Remembering
Denis Reen, He Wanted to See the Elephant
An
American hero died Sunday, March 24, 2013. Denis Reen was a Vietnam veteran,
one of the models for Frederick Hart’s statue of The Three Soldiers which is
which is part of the Vietnam Memorial in Washington, an historian, Civil War
re-enactor, a musician who played the fife in a Civil War Fife and Drum Corp, a
member of the Black Hats / First Maryland team of the North South Skirmish
Association, the curator of a personal collection one of the premier
collections of Civil War memorabilia in existence, and a shop teacher for the
Maryland School for the Deaf. He was
truly a Renaissance man.
This
was a man beloved by his friends and respected by all, one who lived life to
the fullest. He told his friends that he volunteered for Vietnam and joined the
Marines because he’d been reenacting the Civil War and he wanted to see the
elephant in the room. In 1969 he spent five months in the belly of the beast
before being wounded by a North Vietnamese rocket, requiring two months in a U.S.

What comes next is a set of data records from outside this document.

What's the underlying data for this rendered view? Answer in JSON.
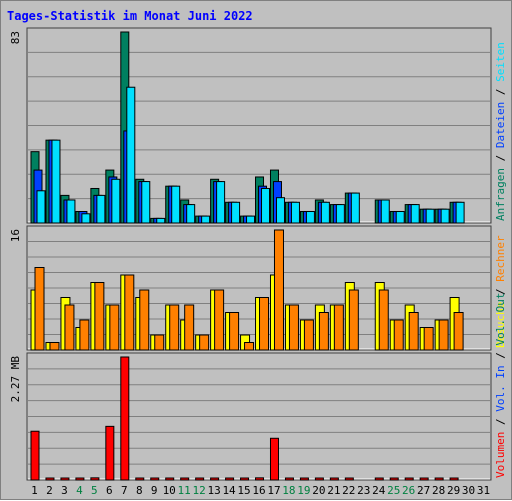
{
  "chart_data": {
    "type": "bar",
    "title": "Tages-Statistik im Monat Juni 2022",
    "days": [
      "1",
      "2",
      "3",
      "4",
      "5",
      "6",
      "7",
      "8",
      "9",
      "10",
      "11",
      "12",
      "13",
      "14",
      "15",
      "16",
      "17",
      "18",
      "19",
      "20",
      "21",
      "22",
      "23",
      "24",
      "25",
      "26",
      "27",
      "28",
      "29",
      "30",
      "31"
    ],
    "weekend_days": [
      "4",
      "5",
      "11",
      "12",
      "18",
      "19",
      "25",
      "26"
    ],
    "colors": {
      "title": "#0000ff",
      "background": "#c0c0c0",
      "plot_bg": "#c0c0c0",
      "weekday_label": "#000000",
      "weekend_label": "#008040",
      "anfragen": "#008060",
      "dateien": "#0040ff",
      "seiten": "#00e0ff",
      "besuche": "#ffff00",
      "rechner": "#ff8000",
      "volumen": "#ff0000"
    },
    "panels": [
      {
        "max_label": "83",
        "ymax": 83,
        "legend": [
          {
            "text": "Anfragen",
            "color": "#008060"
          },
          {
            "text": "Dateien",
            "color": "#0040ff"
          },
          {
            "text": "Seiten",
            "color": "#00e0ff"
          }
        ],
        "series": [
          {
            "name": "Anfragen",
            "color": "#008060",
            "values": [
              31,
              36,
              12,
              5,
              15,
              23,
              83,
              19,
              2,
              16,
              10,
              3,
              19,
              9,
              3,
              20,
              23,
              9,
              5,
              10,
              8,
              13,
              0,
              10,
              5,
              8,
              6,
              6,
              9,
              0,
              0
            ]
          },
          {
            "name": "Dateien",
            "color": "#0040ff",
            "values": [
              23,
              36,
              10,
              5,
              12,
              20,
              40,
              18,
              2,
              16,
              8,
              3,
              18,
              9,
              3,
              16,
              18,
              9,
              5,
              9,
              8,
              13,
              0,
              10,
              5,
              8,
              6,
              6,
              9,
              0,
              0
            ]
          },
          {
            "name": "Seiten",
            "color": "#00e0ff",
            "values": [
              14,
              36,
              10,
              4,
              12,
              19,
              59,
              18,
              2,
              16,
              8,
              3,
              18,
              9,
              3,
              15,
              11,
              9,
              5,
              9,
              8,
              13,
              0,
              10,
              5,
              8,
              6,
              6,
              9,
              0,
              0
            ]
          }
        ]
      },
      {
        "max_label": "16",
        "ymax": 16,
        "legend": [
          {
            "text": "Besuche",
            "color": "#ffff00"
          },
          {
            "text": "Rechner",
            "color": "#ff8000"
          }
        ],
        "series": [
          {
            "name": "Besuche",
            "color": "#ffff00",
            "values": [
              8,
              1,
              7,
              3,
              9,
              6,
              10,
              7,
              2,
              6,
              4,
              2,
              8,
              5,
              2,
              7,
              10,
              6,
              4,
              6,
              6,
              9,
              0,
              9,
              4,
              6,
              3,
              4,
              7,
              0,
              0
            ]
          },
          {
            "name": "Rechner",
            "color": "#ff8000",
            "values": [
              11,
              1,
              6,
              4,
              9,
              6,
              10,
              8,
              2,
              6,
              6,
              2,
              8,
              5,
              1,
              7,
              16,
              6,
              4,
              5,
              6,
              8,
              0,
              8,
              4,
              5,
              3,
              4,
              5,
              0,
              0
            ]
          }
        ]
      },
      {
        "max_label": "2.27 MB",
        "ymax": 2.27,
        "legend": [
          {
            "text": "Volumen",
            "color": "#ff0000"
          },
          {
            "text": "Vol. In",
            "color": "#0040ff"
          },
          {
            "text": "Vol. Out",
            "color": "#008060"
          }
        ],
        "series": [
          {
            "name": "Volumen",
            "color": "#ff0000",
            "values": [
              0.9,
              0.02,
              0.02,
              0.02,
              0.04,
              0.99,
              2.27,
              0.02,
              0.02,
              0.02,
              0.02,
              0.02,
              0.02,
              0.02,
              0.02,
              0.04,
              0.77,
              0.02,
              0.02,
              0.02,
              0.02,
              0.02,
              0,
              0.02,
              0.02,
              0.02,
              0.02,
              0.02,
              0.02,
              0,
              0
            ]
          }
        ]
      }
    ]
  }
}
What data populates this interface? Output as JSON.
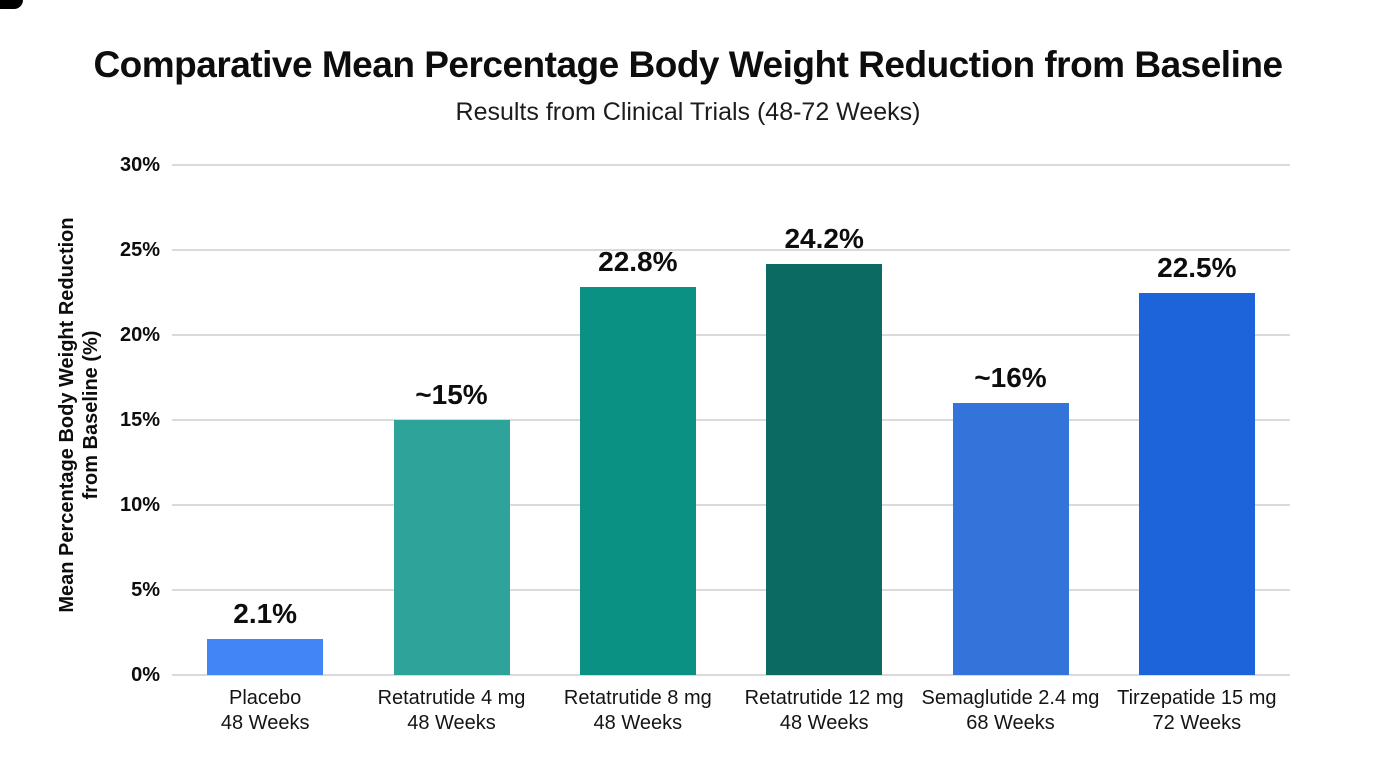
{
  "title": "Comparative Mean Percentage Body Weight Reduction from Baseline",
  "subtitle": "Results from Clinical Trials (48-72 Weeks)",
  "y_axis_title_line1": "Mean Percentage Body Weight Reduction",
  "y_axis_title_line2": "from Baseline (%)",
  "colors": {
    "background": "#ffffff",
    "gridline": "#dadada",
    "text": "#0d0d0d",
    "corner_artifact": "#000000"
  },
  "chart_data": {
    "type": "bar",
    "title": "Comparative Mean Percentage Body Weight Reduction from Baseline",
    "subtitle": "Results from Clinical Trials (48-72 Weeks)",
    "ylabel": "Mean Percentage Body Weight Reduction from Baseline (%)",
    "xlabel": "",
    "ylim": [
      0,
      30
    ],
    "grid": true,
    "yticks_desc": [
      "30%",
      "25%",
      "20%",
      "15%",
      "10%",
      "5%",
      "0%"
    ],
    "categories": [
      "Placebo 48 Weeks",
      "Retatrutide 4 mg 48 Weeks",
      "Retatrutide 8 mg 48 Weeks",
      "Retatrutide 12 mg 48 Weeks",
      "Semaglutide 2.4 mg 68 Weeks",
      "Tirzepatide 15 mg 72 Weeks"
    ],
    "values": [
      2.1,
      15,
      22.8,
      24.2,
      16,
      22.5
    ],
    "bars": [
      {
        "label_line1": "Placebo",
        "label_line2": "48 Weeks",
        "value": 2.1,
        "value_label": "2.1%",
        "color": "#4285f4"
      },
      {
        "label_line1": "Retatrutide 4 mg",
        "label_line2": "48 Weeks",
        "value": 15,
        "value_label": "~15%",
        "color": "#2da39a"
      },
      {
        "label_line1": "Retatrutide 8 mg",
        "label_line2": "48 Weeks",
        "value": 22.8,
        "value_label": "22.8%",
        "color": "#0b9184"
      },
      {
        "label_line1": "Retatrutide 12 mg",
        "label_line2": "48 Weeks",
        "value": 24.2,
        "value_label": "24.2%",
        "color": "#0b6a62"
      },
      {
        "label_line1": "Semaglutide 2.4 mg",
        "label_line2": "68 Weeks",
        "value": 16,
        "value_label": "~16%",
        "color": "#3274d9"
      },
      {
        "label_line1": "Tirzepatide 15 mg",
        "label_line2": "72 Weeks",
        "value": 22.5,
        "value_label": "22.5%",
        "color": "#1d63da"
      }
    ]
  }
}
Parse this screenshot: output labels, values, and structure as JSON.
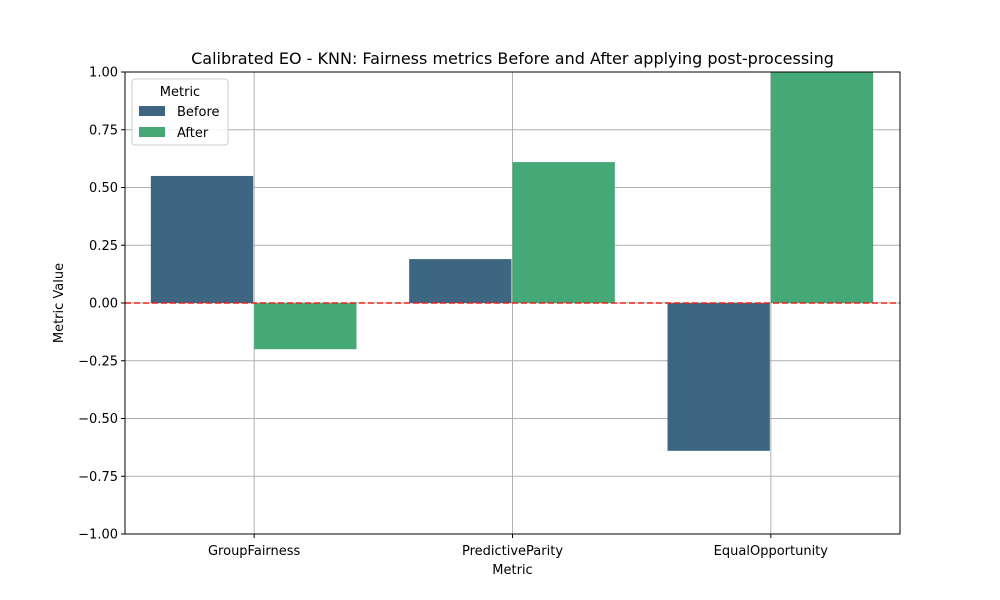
{
  "chart_data": {
    "type": "bar",
    "title": "Calibrated EO - KNN: Fairness metrics Before and After applying post-processing",
    "xlabel": "Metric",
    "ylabel": "Metric Value",
    "categories": [
      "GroupFairness",
      "PredictiveParity",
      "EqualOpportunity"
    ],
    "series": [
      {
        "name": "Before",
        "values": [
          0.55,
          0.19,
          -0.64
        ],
        "color": "#3e6582"
      },
      {
        "name": "After",
        "values": [
          -0.2,
          0.61,
          1.0
        ],
        "color": "#45a877"
      }
    ],
    "ylim": [
      -1.0,
      1.0
    ],
    "yticks": [
      -1.0,
      -0.75,
      -0.5,
      -0.25,
      0.0,
      0.25,
      0.5,
      0.75,
      1.0
    ],
    "ytick_labels": [
      "−1.00",
      "−0.75",
      "−0.50",
      "−0.25",
      "0.00",
      "0.25",
      "0.50",
      "0.75",
      "1.00"
    ],
    "grid": true,
    "legend": {
      "title": "Metric",
      "placement": "top-left"
    },
    "reference_line": {
      "y": 0.0,
      "color": "#e8221c",
      "style": "dashed"
    }
  }
}
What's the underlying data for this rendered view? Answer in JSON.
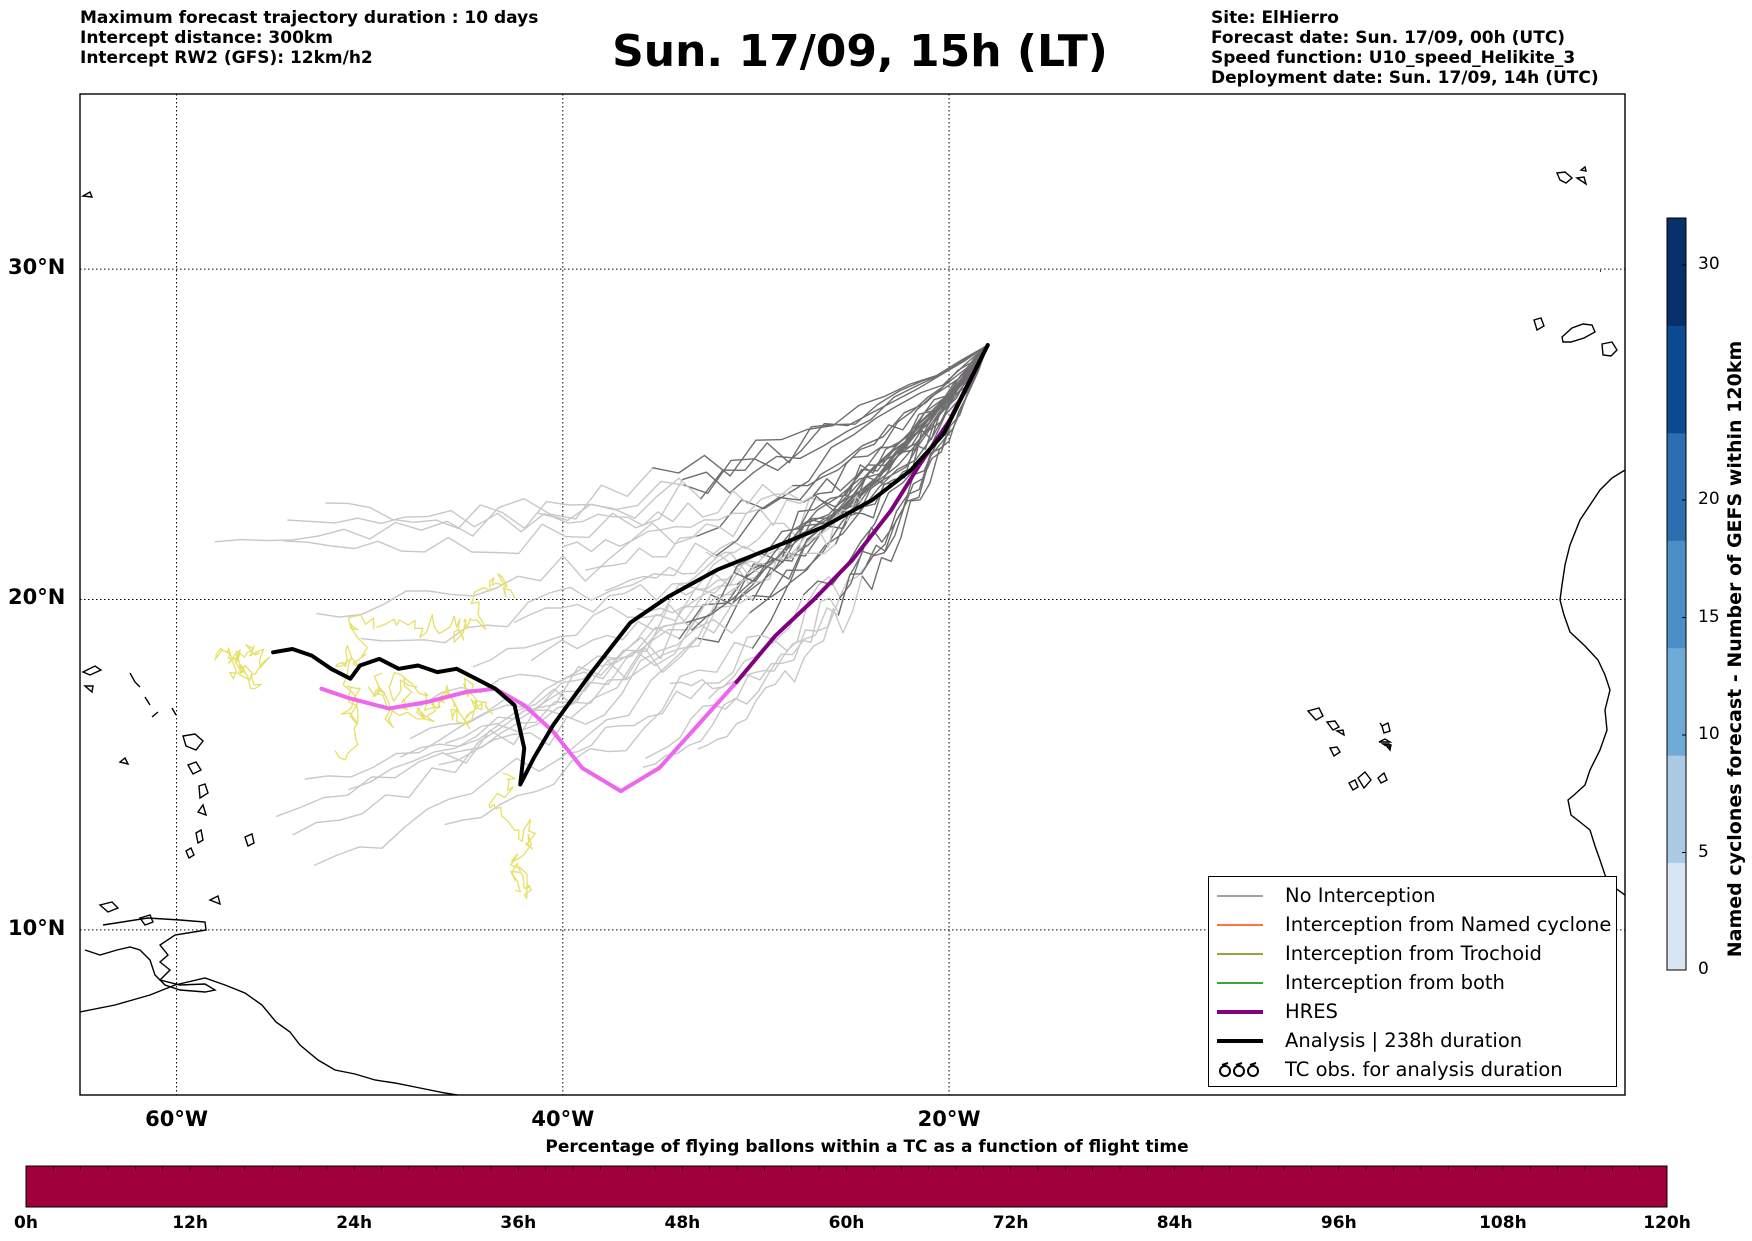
{
  "header": {
    "left_lines": [
      "Maximum forecast trajectory duration : 10 days",
      "Intercept distance: 300km",
      "Intercept RW2 (GFS):  12km/h2"
    ],
    "title": "Sun. 17/09, 15h (LT)",
    "right_lines": [
      "Site: ElHierro",
      "Forecast date: Sun. 17/09, 00h (UTC)",
      "Speed function: U10_speed_Helikite_3",
      "Deployment date: Sun. 17/09, 14h (UTC)"
    ]
  },
  "map": {
    "lon_range": [
      -65,
      15
    ],
    "lat_range": [
      5.0,
      35.3
    ],
    "lon_ticks": [
      {
        "lon": -60,
        "label": "60°W"
      },
      {
        "lon": -40,
        "label": "40°W"
      },
      {
        "lon": -20,
        "label": "20°W"
      }
    ],
    "lat_ticks": [
      {
        "lat": 30,
        "label": "30°N"
      },
      {
        "lat": 20,
        "label": "20°N"
      },
      {
        "lat": 10,
        "label": "10°N"
      }
    ],
    "colors": {
      "no_interception": "#6e6e6e",
      "no_interception_light": "#c8c8c8",
      "named_cyclone": "#ff4500",
      "trochoid": "#808000",
      "both": "#008000",
      "hres_dark": "#800080",
      "hres_light": "#ee66ee",
      "analysis": "#000000",
      "tc_obs": "#e6e066"
    }
  },
  "legend": {
    "items": [
      {
        "label": "No Interception",
        "color": "#808080",
        "width": 1.5
      },
      {
        "label": "Interception from Named cyclone",
        "color": "#ff4500",
        "width": 1.5
      },
      {
        "label": "Interception from Trochoid",
        "color": "#808000",
        "width": 1.5
      },
      {
        "label": "Interception from both",
        "color": "#008000",
        "width": 1.5
      },
      {
        "label": "HRES",
        "color": "#800080",
        "width": 4
      },
      {
        "label": "Analysis | 238h duration",
        "color": "#000000",
        "width": 4
      },
      {
        "label": "TC obs. for analysis duration",
        "symbol": "tc"
      }
    ]
  },
  "colorbar": {
    "label": "Named cyclones forecast - Number of GEFS within 120km",
    "min": 0,
    "max": 32,
    "ticks": [
      0,
      5,
      10,
      15,
      20,
      30
    ],
    "colors": [
      "#d8e6f4",
      "#aacbe3",
      "#6fabd6",
      "#4a90c6",
      "#2b6fb0",
      "#0c4a93",
      "#08306b"
    ]
  },
  "percentage_bar": {
    "title": "Percentage of flying ballons within a TC as a function of flight time",
    "color": "#a0003c",
    "ticks": [
      "0h",
      "12h",
      "24h",
      "36h",
      "48h",
      "60h",
      "72h",
      "84h",
      "96h",
      "108h",
      "120h"
    ]
  },
  "chart_data": {
    "type": "map",
    "analysis": [
      [
        -55,
        18.4
      ],
      [
        -54,
        18.5
      ],
      [
        -53,
        18.3
      ],
      [
        -52,
        17.9
      ],
      [
        -51,
        17.6
      ],
      [
        -50.5,
        18.0
      ],
      [
        -49.5,
        18.2
      ],
      [
        -48.5,
        17.9
      ],
      [
        -47.5,
        18.0
      ],
      [
        -46.5,
        17.8
      ],
      [
        -45.5,
        17.9
      ],
      [
        -44.5,
        17.6
      ],
      [
        -43.5,
        17.3
      ],
      [
        -42.5,
        16.8
      ],
      [
        -42,
        15.5
      ],
      [
        -42.2,
        14.4
      ],
      [
        -41.5,
        15.2
      ],
      [
        -40.5,
        16.2
      ],
      [
        -38.5,
        17.8
      ],
      [
        -36.5,
        19.3
      ],
      [
        -34.5,
        20.1
      ],
      [
        -32,
        20.9
      ],
      [
        -29,
        21.6
      ],
      [
        -26.5,
        22.2
      ],
      [
        -24,
        23.0
      ],
      [
        -22,
        23.9
      ],
      [
        -20.3,
        25.0
      ],
      [
        -18.0,
        27.7
      ]
    ],
    "hres": [
      [
        -52.5,
        17.3
      ],
      [
        -51,
        17.0
      ],
      [
        -49,
        16.7
      ],
      [
        -47,
        16.9
      ],
      [
        -45,
        17.2
      ],
      [
        -43.5,
        17.3
      ],
      [
        -42,
        16.8
      ],
      [
        -40.5,
        16.0
      ],
      [
        -39,
        14.9
      ],
      [
        -37,
        14.2
      ],
      [
        -35,
        14.9
      ],
      [
        -33,
        16.2
      ],
      [
        -31,
        17.5
      ],
      [
        -29,
        18.9
      ],
      [
        -27,
        20.0
      ],
      [
        -25,
        21.2
      ],
      [
        -23,
        22.7
      ],
      [
        -21.5,
        24.1
      ],
      [
        -20,
        25.4
      ],
      [
        -18.0,
        27.7
      ]
    ]
  }
}
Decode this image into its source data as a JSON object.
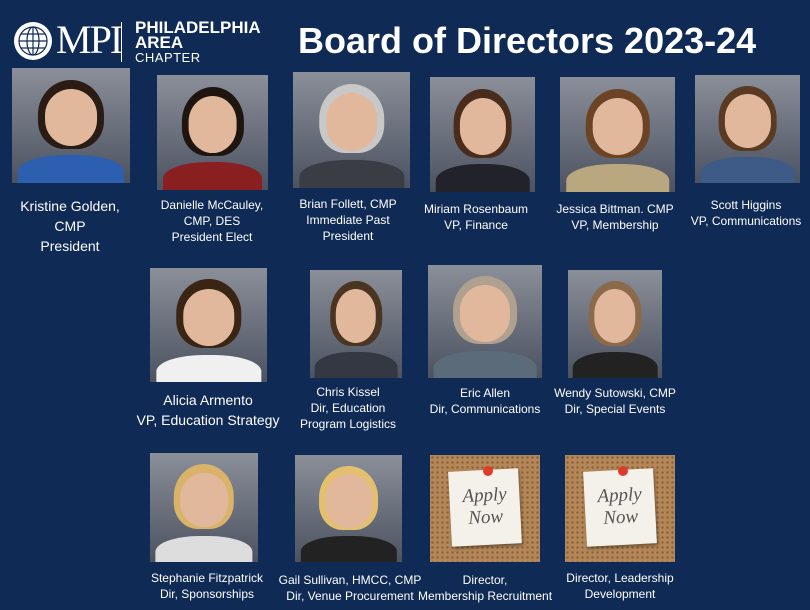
{
  "logo": {
    "org": "MPI",
    "line1": "PHILADELPHIA",
    "line2": "AREA",
    "line3": "CHAPTER"
  },
  "title": "Board of Directors 2023-24",
  "colors": {
    "background": "#0f2a55",
    "text": "#ffffff",
    "pin": "#e03b2a"
  },
  "members": [
    {
      "lines": [
        "Kristine Golden,",
        "CMP",
        "President"
      ]
    },
    {
      "lines": [
        "Danielle McCauley,",
        "CMP, DES",
        "President Elect"
      ]
    },
    {
      "lines": [
        "Brian Follett, CMP",
        "Immediate Past",
        "President"
      ]
    },
    {
      "lines": [
        "Miriam Rosenbaum",
        "VP, Finance"
      ]
    },
    {
      "lines": [
        "Jessica Bittman. CMP",
        "VP, Membership"
      ]
    },
    {
      "lines": [
        "Scott Higgins",
        "VP, Communications"
      ]
    },
    {
      "lines": [
        "Alicia Armento",
        "VP, Education Strategy"
      ]
    },
    {
      "lines": [
        "Chris Kissel",
        "Dir, Education",
        "Program Logistics"
      ]
    },
    {
      "lines": [
        "Eric Allen",
        "Dir, Communications"
      ]
    },
    {
      "lines": [
        "Wendy Sutowski, CMP",
        "Dir, Special Events"
      ]
    },
    {
      "lines": [
        "Stephanie Fitzpatrick",
        "Dir, Sponsorships"
      ]
    },
    {
      "lines": [
        "Gail Sullivan, HMCC, CMP",
        "Dir, Venue Procurement"
      ]
    },
    {
      "lines": [
        "Director,",
        "Membership Recruitment"
      ],
      "image_text": [
        "Apply",
        "Now"
      ]
    },
    {
      "lines": [
        "Director, Leadership",
        "Development"
      ],
      "image_text": [
        "Apply",
        "Now"
      ]
    }
  ]
}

hospital in Japan before being returned Stateside.
When
my husband awakened this morning, he was unaware that his beloved friend had
passed. But he was off-kilter in a way he couldn’t explain. When he received
the news that this larger than life friend had died, he understood. He’d just
known.
This
death was not unexpected. Mr. Reen had been diagnosed with a terminal illness
in the fall. But in any event, his passing was of tsunami proportions to those
who know and love him. He met the
elephant in Vietnam and survived. And now he is a part of our collective memory
and history at the center of a national monument commemorating those who
unselfishly served in a most unpopular war. Rest in peace.